Alain Goudey et Gaël Bonnin, co-fondateurs de l’Institut de Recherche Smart Products & Consumption de Neoma Business School.
Bonjour pourriez-vous vous présenter à mes lecteurs qui ne vous connaissent pas encore ?
Nous sommes professeurs de marketing à NEOMA Business School et nous avons fondé l’institut de recherche SPoC (pour Smart Products & Consumption). Nous enseignons le marketing des produits technologiques, l’innovation et le design. Nos recherches dont les résultats ont été publiés dans les revues académiques internationales portent également sur le design et les technologies.
Pourriez-vous nous parler de l’Institut de Recherche Smart Products & Consumption ?
L’objectif de SPoC est d’aider les organisations (entreprises, associations, institutions) à comprendre les bouleversements socio-technologiques induits par le développement de l’intelligence des produits, et à aider les entreprises à élaborer des stratégies pertinentes pour y répondre.
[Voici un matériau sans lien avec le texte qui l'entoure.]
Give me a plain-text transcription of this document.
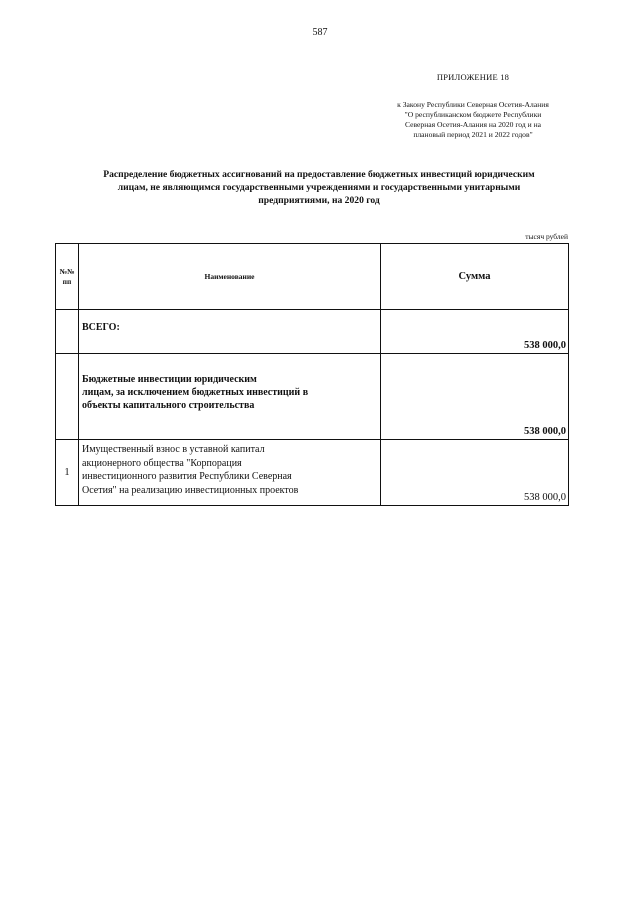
587
ПРИЛОЖЕНИЕ 18
к Закону Республики Северная Осетия-Алания
"О республиканском бюджете Республики
Северная Осетия-Алания на 2020 год и на
плановый период 2021 и 2022 годов"
Распределение бюджетных ассигнований на предоставление бюджетных инвестиций юридическим
лицам, не являющимся государственными учреждениями и государственными унитарными
предприятиями, на 2020 год
тысяч рублей
№№
пп	Наименование	Сумма
	ВСЕГО:	538 000,0

	Бюджетные инвестиции юридическим
лицам, за исключением бюджетных инвестиций в
объекты капитального строительства	538 000,0
1	Имущественный взнос в уставной капитал
акционерного общества "Корпорация
инвестиционного развития Республики Северная
Осетия" на реализацию инвестиционных проектов	538 000,0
Notre réflexion s’articule en 3 axes :
· Compréhension de la construction du marché des produits intelligents.
· L’impact du design (forme, matière, son, couleur) des objets intelligents.
· L’appropriation (par les entreprises et les individus) des objets intelligents et leur impact sur les pratiques.
En quoi la ressemblance d’un robot à un humain peut-elle gêner son insertion dans une société moderne ?
La ressemblance à un être humain est souvent présentée comme pouvant faciliter la création d’un lien émotionnel entre le robot et les individus. Or, dans nos recherches, il semble que si cette ressemblance crée bien une fascination, celle-ci n’est que technique, et ne facilite pas l’intégration dans les pratiques quotidiennes des usagers. Elle renvoie probablement trop à l’imaginaire fantasmé des robots qui, s’ils fascinent, cantonnent l’objet au domaine fictionnel et peut même générer des attentes démesurées au regard des capacités techniques réelles.
Dans une de nos recherches sur les robots compagnons à destination des enfants, nous avons comparé l’impact de trois apparences différentes (machine, humain, hybride), et il apparaît que l’apparence humaine ne favorise pas l’adoption. Au contraire, pour les personnes ayant des pratiques technologiques antérieures, c’est l’apparence hybride qui semble la plus efficace.
A terme, pensez-vous qu’il puisse y avoir un danger pour l’humanité avec le développement de robots de plus en plus sophistiqués ?
Certains experts techniques de l’intelligence artificielle commencent à mettre en garde contre un développement non contrôlé (Bill Gates, Stephen Hawking, Elon Musk). Ils invitent à une réflexion sur le sujet. Et effectivement, le déterminisme technologique n’existe pas. Les conséquences de l’exploitation d’une technologie ne sont pas dans la technologie elle-même, une technologie n’est ni bonne ni mauvaise, ou plutôt elle peut être les deux à la fois. La question clef est le type de société que nous voulons construire, et de ce fait la part et le rôle des robots que nous allons laisser dans cette société.
A terme, quelles autres exploitations peut-on imaginer des robots, humanoïdes ou non ?
Les exploitations possibles des robots sont multiples. Certains parlent de la plus importante des révolutions industrielles. Davantage que de robots d’ailleurs, il faudrait sans doute mieux parler d’intelligence des produits. Probablement le développement le plus important sera celui de l’intelligence embarqué dans des produits existants, une forme de robotisation des produits, plus que l’émergence d’un objet robot omnipotent. D’ailleurs les frontières deviennent floues : une voiture autonome est-elle un robot ?
Votre mot de la fin ?
Nous vivons, avec l’intelligence artificielle, un bouleversement sans précédent. Il est important d’en prendre la mesure afin de réfléchir aux moyens de réussir cette révolution.